We turned to Amazon Mechanical Turk, sending a short survey with context and multiple-choice interpretations to 229 participants at $0.50 each. The goal was quantitative clarity on a specific verbiage question before committing to another iteration.
The message: "Your student's current overall grade is 86% in Algebra 2A as of 1/4/19 with 22 days left." Which statement best describes it?
- 141: "Your student's current grade in Algebra 2A is 86%." (winning interpretation)
- 55: "Your student's final grade in Algebra 2A is 86."

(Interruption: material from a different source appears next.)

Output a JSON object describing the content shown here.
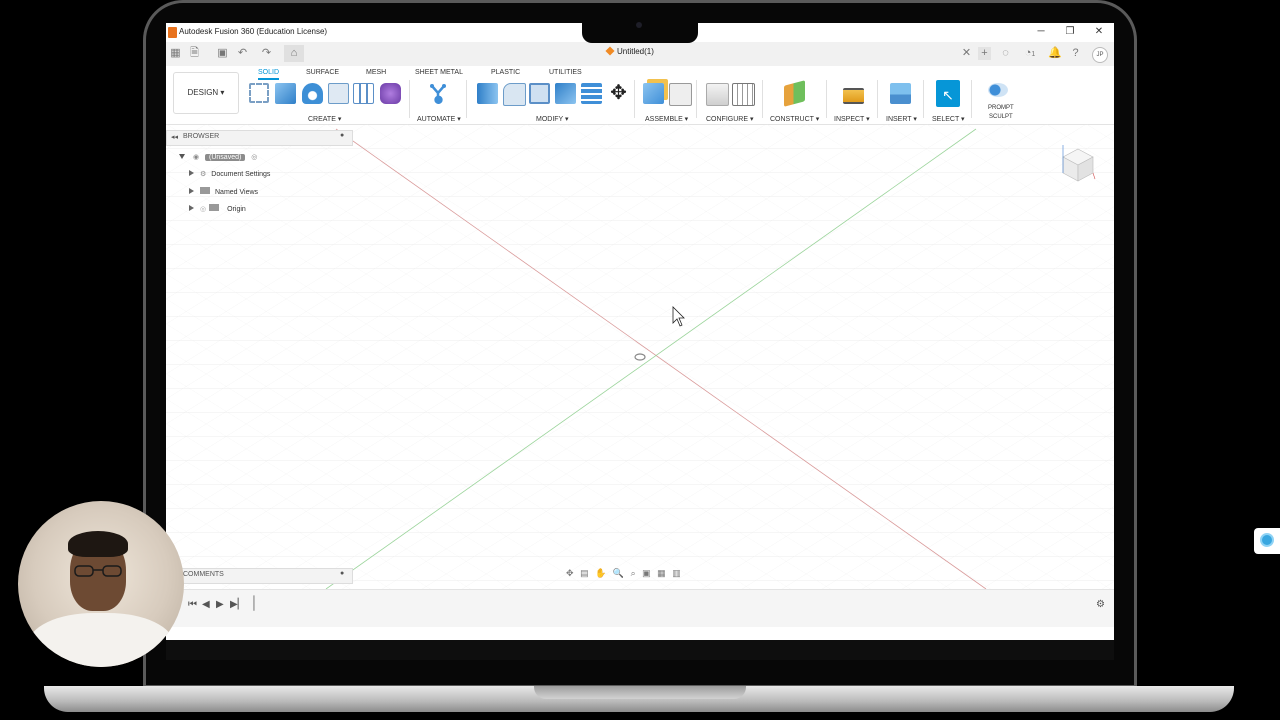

- 22: "Your student has completed 86% of Algebra 2A."
- 10: None of the above
- 11: Other (assignments, exams)
Removing the word "overall" reduced support calls about this specific confusion by over 70%. A single word change, validated in hours, with measurable impact.
Data for administrators
Beyond the messages themselves, we built a PowerBI dashboard that surfaced response patterns and engagement trends, giving school administrators visibility into how students and parents were interacting with the system.

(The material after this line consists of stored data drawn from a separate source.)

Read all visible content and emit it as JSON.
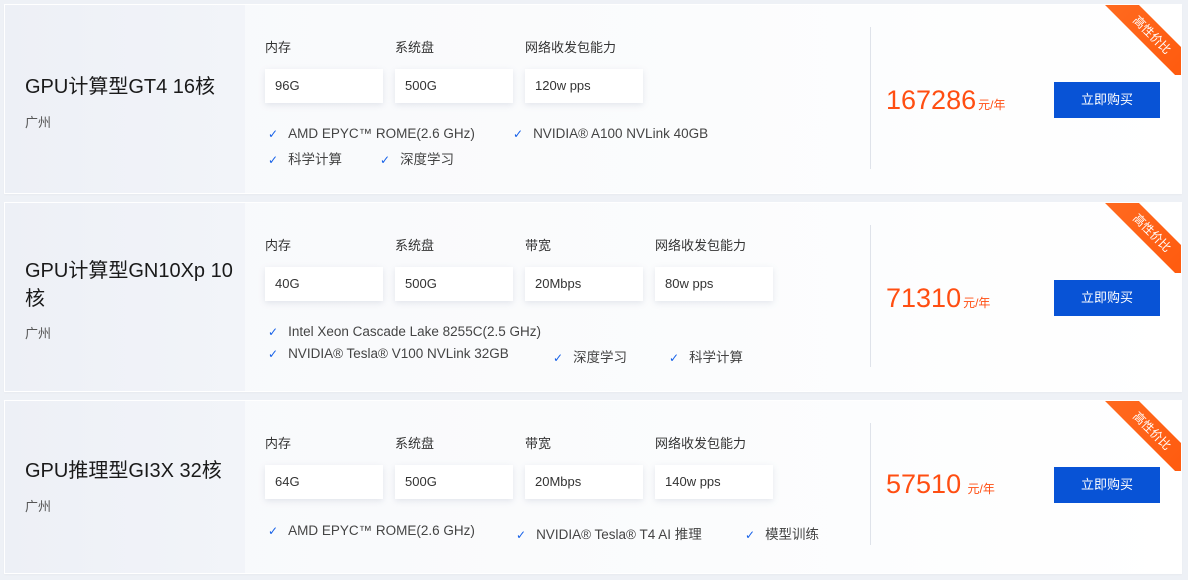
{
  "products": [
    {
      "title": "GPU计算型GT4 16核",
      "region": "广州",
      "specs": [
        {
          "label": "内存",
          "value": "96G"
        },
        {
          "label": "系统盘",
          "value": "500G"
        },
        {
          "label": "网络收发包能力",
          "value": "120w pps"
        }
      ],
      "features": [
        "AMD EPYC™ ROME(2.6 GHz)",
        "NVIDIA® A100 NVLink 40GB",
        "科学计算",
        "深度学习"
      ],
      "price": "167286",
      "unit": "元/年",
      "button": "立即购买",
      "badge": "高性价比"
    },
    {
      "title": "GPU计算型GN10Xp 10核",
      "region": "广州",
      "specs": [
        {
          "label": "内存",
          "value": "40G"
        },
        {
          "label": "系统盘",
          "value": "500G"
        },
        {
          "label": "带宽",
          "value": "20Mbps"
        },
        {
          "label": "网络收发包能力",
          "value": "80w pps"
        }
      ],
      "features": [
        "Intel Xeon Cascade Lake 8255C(2.5 GHz)",
        "NVIDIA® Tesla® V100 NVLink 32GB",
        "深度学习",
        "科学计算"
      ],
      "price": "71310",
      "unit": "元/年",
      "button": "立即购买",
      "badge": "高性价比"
    },
    {
      "title": "GPU推理型GI3X 32核",
      "region": "广州",
      "specs": [
        {
          "label": "内存",
          "value": "64G"
        },
        {
          "label": "系统盘",
          "value": "500G"
        },
        {
          "label": "带宽",
          "value": "20Mbps"
        },
        {
          "label": "网络收发包能力",
          "value": "140w pps"
        }
      ],
      "features": [
        "AMD EPYC™ ROME(2.6 GHz)",
        "NVIDIA® Tesla® T4 AI 推理",
        "模型训练"
      ],
      "price": "57510",
      "unit": "元/年",
      "button": "立即购买",
      "badge": "高性价比"
    }
  ],
  "colors": {
    "price": "#ff4e12",
    "button": "#0853d6",
    "check": "#1661e8",
    "ribbon": "#ff5a0e"
  }
}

PowerBI dashboard providing engagement insights to administrators
Measurable impact, real students
Within the first four months, clients reported increases in both course completion and seat time with no other obvious influencing factors. The product continues to grow every day.
Clients reported an increase in course completion rates by 5% and seat time by 12% within 4 months of deployment.
What I learned
- 1UX copy is design. A single word can cause consistent confusion at scale, and removing it can have a measurable, trackable impact on support load and user comprehension.
- 2Crowd-sourced validation like MTurk is a powerful tool for copy and metaphor testing when you need quantitative signal fast without setting up formal research sessions.
- 3Interfaceless products still require deep design thinking. The absence of a UI makes the words the entire experience; every character matters.